Colors on Caravaggio’s Palette Equivalent Colors in Rublev Colours Artists Oils
Lead white Lead White #1 Oil Paint
Verdigris Viridian Oil Paint*
Lead-tin yellow Lead-Tin Yellow Oil Paint
Yellow ocher Blue Ridge Yellow Ocher Oil Paint
Vermilion Cadmium Red Light Oil Paint**
Red ocher Venetian Red Oil Paint
Umber Cyprus Raw Umber Medium Oil Paint
Bone black Bone Black Oil Paint


* Verdigris is not a permanent color that darkens and becomes brown over time. We suggest viridian as a reasonable substitute for verdigris.

** Vermilion is not available at the time of this writing. Cadmium Red Light Oil Paint is a good substitute for vermilion.


Notes

The term primer is used in the traditional sense to indicate the preparation of a surface to be painted with chalk or gypsum and animal collagen glue. This is to distinguish it from grounds or mestica, which are characterized by the presence of an oily component. Some early sources tend to use the terms “imprimitura” and “mestica” as synonyms, as documented by the references between the two entries in the vocabulary of Filippo Baldinucci (1681).

Derived from “mesticare,” to mix, in artistic literature between the 17th and 18th centuries, the term “mestica” was generally used as a synonym for preparation. In more recent times, it has been identified with a colored coating characterized by oil, clay, and pigments; it is quite distinct from the most ancient gypsum and glue preparation. In particular, the use of the mestica finds its meaning in the need for a less porous preparation for applying oil colors.

Giorgio Vasari (1550) defines mestica as a “compound of ground earths that is placed on the canvas or board to be painted,” and Filippo Baldinucci (1681) a “compound of different earth and colors ground with walnut or linseed oil to be applied to the canvases or panels you want to paint. “

References

David Hradil, Janka Hradilová, Giancarlo Lanterna, Monica Galeotti, Katarína Holcová, Victory Jaques, Petr Bezdička. (2020) “Clay and alunite-rich materials in painting grounds of prominent Italian masters – Caravaggio and Mattia Preti,” Applied Clay Science, Volume 185, 2020, 105412, ISSN 0169-1317, https://doi.org/10.1016/j.clay.2019.105412 (https://www.sciencedirect.com/science/article/pii/S0169131719304703)

Christiansen, Keith. (2014). "Caravaggio and “L'esempio davanti del naturale”. The Art Bulletin. 68. 421-445. 10.1080/00043079.1986.10788361. 

Frequently Asked Questions

What are the characteristics of Baroque art?

Baroque art, originating in early 17th-century Europe, is characterized by dramatic expression, rich, deep color, and intense light and shadow. It often focuses on tension, movement, and emotional intensity, with an emphasis on realism and detail. This style often reflects grandeur and luxury, aiming to evoke emotional responses from viewers.

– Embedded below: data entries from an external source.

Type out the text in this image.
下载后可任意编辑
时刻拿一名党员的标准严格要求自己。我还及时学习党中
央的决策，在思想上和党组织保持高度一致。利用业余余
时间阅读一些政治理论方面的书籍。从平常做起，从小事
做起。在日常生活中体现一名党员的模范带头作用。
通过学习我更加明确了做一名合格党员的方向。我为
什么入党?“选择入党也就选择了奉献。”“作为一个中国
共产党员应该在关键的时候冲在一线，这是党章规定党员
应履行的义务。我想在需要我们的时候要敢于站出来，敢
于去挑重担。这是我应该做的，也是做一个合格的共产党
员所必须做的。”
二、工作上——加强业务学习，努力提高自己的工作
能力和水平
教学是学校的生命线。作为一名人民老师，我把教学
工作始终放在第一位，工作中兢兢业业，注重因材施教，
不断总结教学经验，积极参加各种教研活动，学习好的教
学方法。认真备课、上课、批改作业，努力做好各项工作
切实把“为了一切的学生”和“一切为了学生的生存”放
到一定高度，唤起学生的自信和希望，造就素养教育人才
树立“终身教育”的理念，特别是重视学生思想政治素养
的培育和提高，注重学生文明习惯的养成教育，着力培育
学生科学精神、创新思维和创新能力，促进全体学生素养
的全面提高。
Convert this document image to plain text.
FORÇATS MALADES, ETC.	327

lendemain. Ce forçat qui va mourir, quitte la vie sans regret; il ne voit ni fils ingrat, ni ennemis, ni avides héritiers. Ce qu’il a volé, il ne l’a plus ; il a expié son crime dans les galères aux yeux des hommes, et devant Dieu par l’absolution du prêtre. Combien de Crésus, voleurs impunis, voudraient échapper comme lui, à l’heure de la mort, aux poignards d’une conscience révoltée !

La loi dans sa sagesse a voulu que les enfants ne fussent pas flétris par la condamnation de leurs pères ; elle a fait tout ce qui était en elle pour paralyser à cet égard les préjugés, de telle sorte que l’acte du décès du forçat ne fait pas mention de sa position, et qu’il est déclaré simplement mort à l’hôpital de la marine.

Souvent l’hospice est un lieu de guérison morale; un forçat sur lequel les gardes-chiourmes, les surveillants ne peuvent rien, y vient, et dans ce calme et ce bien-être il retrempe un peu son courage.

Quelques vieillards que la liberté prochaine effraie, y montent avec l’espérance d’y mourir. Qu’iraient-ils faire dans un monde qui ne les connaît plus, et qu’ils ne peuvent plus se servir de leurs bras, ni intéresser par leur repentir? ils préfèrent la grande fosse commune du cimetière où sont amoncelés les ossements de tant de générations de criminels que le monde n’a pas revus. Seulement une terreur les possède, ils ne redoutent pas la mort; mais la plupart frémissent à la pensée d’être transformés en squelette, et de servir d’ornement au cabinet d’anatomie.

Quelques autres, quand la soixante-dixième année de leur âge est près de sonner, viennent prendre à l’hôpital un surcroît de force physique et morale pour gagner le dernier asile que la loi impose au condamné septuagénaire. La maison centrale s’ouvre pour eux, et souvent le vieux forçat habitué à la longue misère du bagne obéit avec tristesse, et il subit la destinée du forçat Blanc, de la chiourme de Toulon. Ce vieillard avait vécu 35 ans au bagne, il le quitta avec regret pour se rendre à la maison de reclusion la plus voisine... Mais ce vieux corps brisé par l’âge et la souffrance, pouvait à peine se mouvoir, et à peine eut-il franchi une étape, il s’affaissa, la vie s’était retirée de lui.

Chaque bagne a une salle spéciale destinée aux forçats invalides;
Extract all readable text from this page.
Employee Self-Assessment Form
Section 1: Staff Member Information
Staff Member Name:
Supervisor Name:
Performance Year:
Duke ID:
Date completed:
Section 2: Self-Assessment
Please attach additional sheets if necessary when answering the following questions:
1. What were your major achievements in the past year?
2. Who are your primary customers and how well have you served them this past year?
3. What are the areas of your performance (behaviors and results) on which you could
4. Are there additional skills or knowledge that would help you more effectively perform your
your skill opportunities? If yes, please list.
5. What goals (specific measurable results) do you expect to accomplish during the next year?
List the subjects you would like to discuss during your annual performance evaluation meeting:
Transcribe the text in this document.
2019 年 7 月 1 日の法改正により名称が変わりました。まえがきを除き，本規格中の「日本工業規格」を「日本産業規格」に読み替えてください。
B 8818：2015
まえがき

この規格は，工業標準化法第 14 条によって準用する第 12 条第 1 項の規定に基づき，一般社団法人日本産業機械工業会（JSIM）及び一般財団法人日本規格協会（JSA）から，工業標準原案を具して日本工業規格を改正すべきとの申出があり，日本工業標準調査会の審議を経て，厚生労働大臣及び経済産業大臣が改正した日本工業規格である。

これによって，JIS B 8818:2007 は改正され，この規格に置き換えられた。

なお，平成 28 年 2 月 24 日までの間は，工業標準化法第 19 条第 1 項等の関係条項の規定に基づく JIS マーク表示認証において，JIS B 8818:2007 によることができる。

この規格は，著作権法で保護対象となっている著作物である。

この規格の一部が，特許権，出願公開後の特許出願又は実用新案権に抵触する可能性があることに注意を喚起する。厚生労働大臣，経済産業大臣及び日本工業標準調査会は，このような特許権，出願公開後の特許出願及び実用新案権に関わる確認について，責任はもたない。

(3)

What are the three most influential works of art from Baroque?

While subjective, three influential Baroque artworks include The Ecstasy of Saint Teresa by Gian Lorenzo Bernini, Judith Slaying Holofernes by Artemisia Gentileschi, and Las Meninas by Diego Velázquez. These works exemplify the dramatic, emotive, and technical mastery characteristic of Baroque art.

What are two characteristics of the Baroque style of art?

Two defining characteristics of Baroque art are its dramatic use of light and shadow, often referred to as chiaroscuro and its emotional intensity. Chiaroscuro creates a striking contrast that emphasizes depth and volume, while the emotional intensity is achieved through dynamic compositions, dramatic narratives, and detailed realism.